Montréal, le 26 mars 2019 - Une jeune fille rom âgée de 10 ans risque d’être déportée avec sa mère, Monika, vers la Hongrie demain. "Alexa" vit à Montréal depuis l’âge de 8 mois. Hier, l’Agence des services frontaliers du Canada a refusé une demande pour lui permettre même de terminer son année scolaire au Canada, bien qu’elle ne parle presque pas le hongrois et soit gravement discriminée dans son pays d’origine.
« Le racisme dont Alexa sera victime en Hongrie comme enfant rom est très bien documenté. C’est la raison pour laquelle sa mère et toute la famille de sa mère ont quitté la Hongrie. Alexa et sa mère Monika vivent au Canada depuis 10 ans. Monika elle-même n’avait que 18 ans quand elle est venue ici. Elles n’ont personne en Hongrie. Il n’y a aucune justification possible de traiter cet enfant de la sorte. C’est contre toute forme d’humanité. Les ministres Hussen et Goodale doivent intervenir maintenant », a déclaré Philippe Desmerais, membre d’un groupe communautaire qui soutient la famille.
« En Hongrie, quand j’avais 8 ans, un enfant non rom m’a fait tomber de mon vélo. Il a dit que je n’étais pas chez moi ici, que ce n’était pas mon pays ... Une autre fois, après avoir donné naissance à ma fille, je me dirigeais vers le magasin et un groupe de non-Roms m’a attaquée. Ils m’ont jeté une bouteille à la tête et se sont mis à crier : "Tous les gitans, sortez de notre pays". C’est la raison pour laquelle je suis partie. Je ne voulais pas que ma fille soit en danger. Et quand j’étais à l’école, un enfant rom est venu dans notre classe au milieu de l’année (il était expulsé du Canada). Je me souviens que plusieurs élèves non roms se moquaient toujours de lui, l’intimidaient et l’appelaient « un immigré gitan » », a raconté Monika.

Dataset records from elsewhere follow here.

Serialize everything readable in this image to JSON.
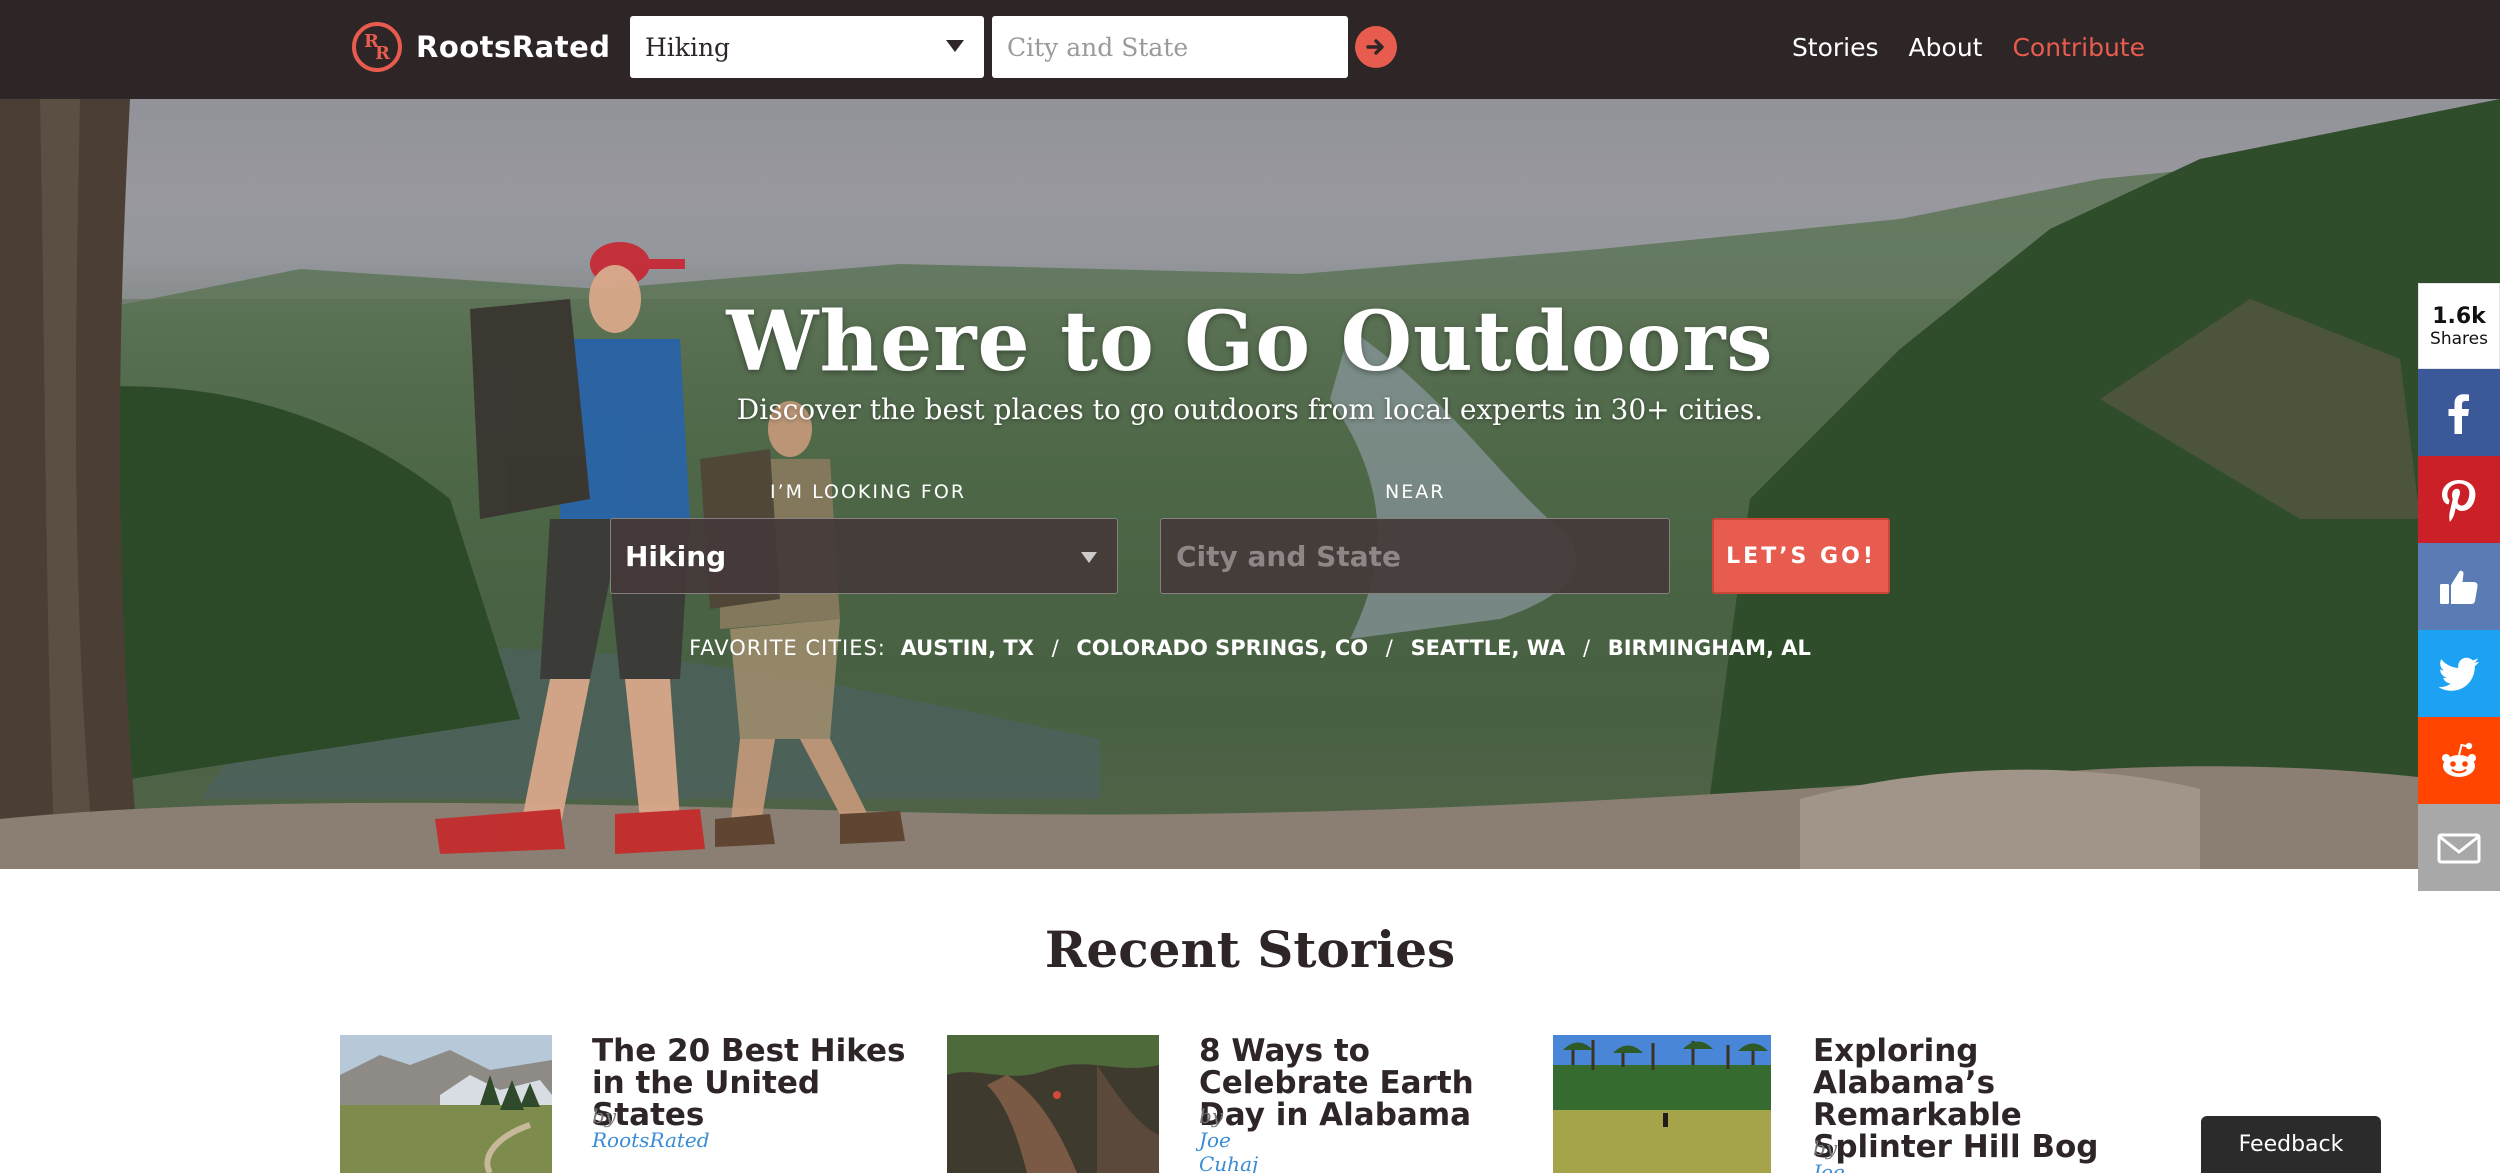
{
  "brand": {
    "name": "RootsRated",
    "logo_letters": [
      "R",
      "R"
    ]
  },
  "topnav": {
    "activity_value": "Hiking",
    "location_placeholder": "City and State",
    "go_icon": "arrow-right-icon",
    "links": [
      "Stories",
      "About",
      "Contribute"
    ]
  },
  "hero": {
    "title": "Where to Go Outdoors",
    "subtitle": "Discover the best places to go outdoors from local experts in 30+ cities.",
    "looking_for_label": "I’M LOOKING FOR",
    "near_label": "NEAR",
    "activity_value": "Hiking",
    "location_placeholder": "City and State",
    "go_label": "LET’S GO!",
    "favorite_label": "FAVORITE CITIES:",
    "favorite_cities": [
      "AUSTIN, TX",
      "COLORADO SPRINGS, CO",
      "SEATTLE, WA",
      "BIRMINGHAM, AL"
    ],
    "separator": "/"
  },
  "share": {
    "count": "1.6k",
    "count_label": "Shares",
    "networks": [
      {
        "name": "facebook-icon",
        "color": "#3b5998"
      },
      {
        "name": "pinterest-icon",
        "color": "#cb2027"
      },
      {
        "name": "like-icon",
        "color": "#5b7bb4"
      },
      {
        "name": "twitter-icon",
        "color": "#1da1f2"
      },
      {
        "name": "reddit-icon",
        "color": "#ff4500"
      },
      {
        "name": "email-icon",
        "color": "#a8a8a8"
      }
    ]
  },
  "recent": {
    "title": "Recent Stories",
    "stories": [
      {
        "title": "The 20 Best Hikes in the United States",
        "by": "by",
        "author": "RootsRated"
      },
      {
        "title": "8 Ways to Celebrate Earth Day in Alabama",
        "by": "by",
        "author": "Joe Cuhaj"
      },
      {
        "title": "Exploring Alabama’s Remarkable Splinter Hill Bog",
        "by": "by",
        "author": "Joe Cuhaj"
      }
    ]
  },
  "feedback_label": "Feedback",
  "colors": {
    "nav_bg": "#2e2526",
    "accent": "#e85c4f",
    "link": "#3a8cd6"
  }
}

Monika est arrivée au Canada en tant que réfugiée en 2009, à une époque où les Roms en Hongrie étaient la cible d’attaques et d’assassinats néo-nazis. Lorsque sa demande d’asile a finalement été tranchée en 2013, le gouvernement canadien venait de faire adopter le projet de loi C-31, également connu sous le nom de Loi sur l’exclusion des réfugiés. Dans sa campagne médiatique visant à vaincre l’opposition du public aux nouvelles règles sévères, le ministre de l’Immigration, Jason Kenney, avait distingué les demandeurs d’asile roms, affirmant de manière choquante que les Roms « abusaient » du système de réfugiés du Canada. Le premier semestre de 2013 avait le taux d’acceptation des réfugiés le plus bas de l’histoire de la Commission de l’immigration et du statut de réfugié (CISR). C’est dans ce contexte que le cas de Monika a été refusé.
« Dix ans après les meurtres de Roms en Hongrie, la discrimination anti-Roms n’a été que normalisée. Les Roms sont confrontés quotidiennement au racisme et à la violence, dans tous les domaines. C’est pourquoi des personnes continuent de partir, et pourquoi Monika et sa fille sont si désespérées à l’idée d’y retourner. Cette situation n’est pas sûre pour une fille de 10 ans », a déclaré Desmarais.
« Nous sommes tellement en colère que, peu après ses excuses pour avoir refusé les Juifs durant la Seconde Guerre mondiale, son gouvernement déporte une famille pour faire face à la violence néo-nazie et d’extrême droite en Europe. Dans la tradition juive il existe un concept appelé T’shuvah, qui désigne des mesures concrètes pour remédier à un acte préjudiciable, notamment un engagement ferme à ne pas répéter de tels dommages à l’avenir. Sans cet engagement, quel sens ont donc les excuses de Trudeau pour le MS St-Louis ? » a demandé Avi Gross, du groupe Voix juives indépendantes, en rapellant qu’au moins un demi-million de Roms avaient également été tués dans l’holocauste.
« Nous sommes membres de la communauté ici, beaucoup d’entre nous vivons ici depuis des années. Nous contribuons comme tout le monde, nous vivons ici : c’est chez nous. Vous dites que vous avez besoin de gens au Québec, alors pourquoi nous renvoyez-vous ? Pourquoi nous traitez-vous sans humanité ? Dix ans, ce n’est pas dix jours. Traiteriez-vous votre sœur comme ceci ? Votre fille ? Nous voulons simplement être traités comme les autres membres de la communauté », a déclaré Mohamed Barry du Comité guinéen pour un statut pour tous, expliquant que de nombreux membres de sa communauté sont également menacés d’expulsion.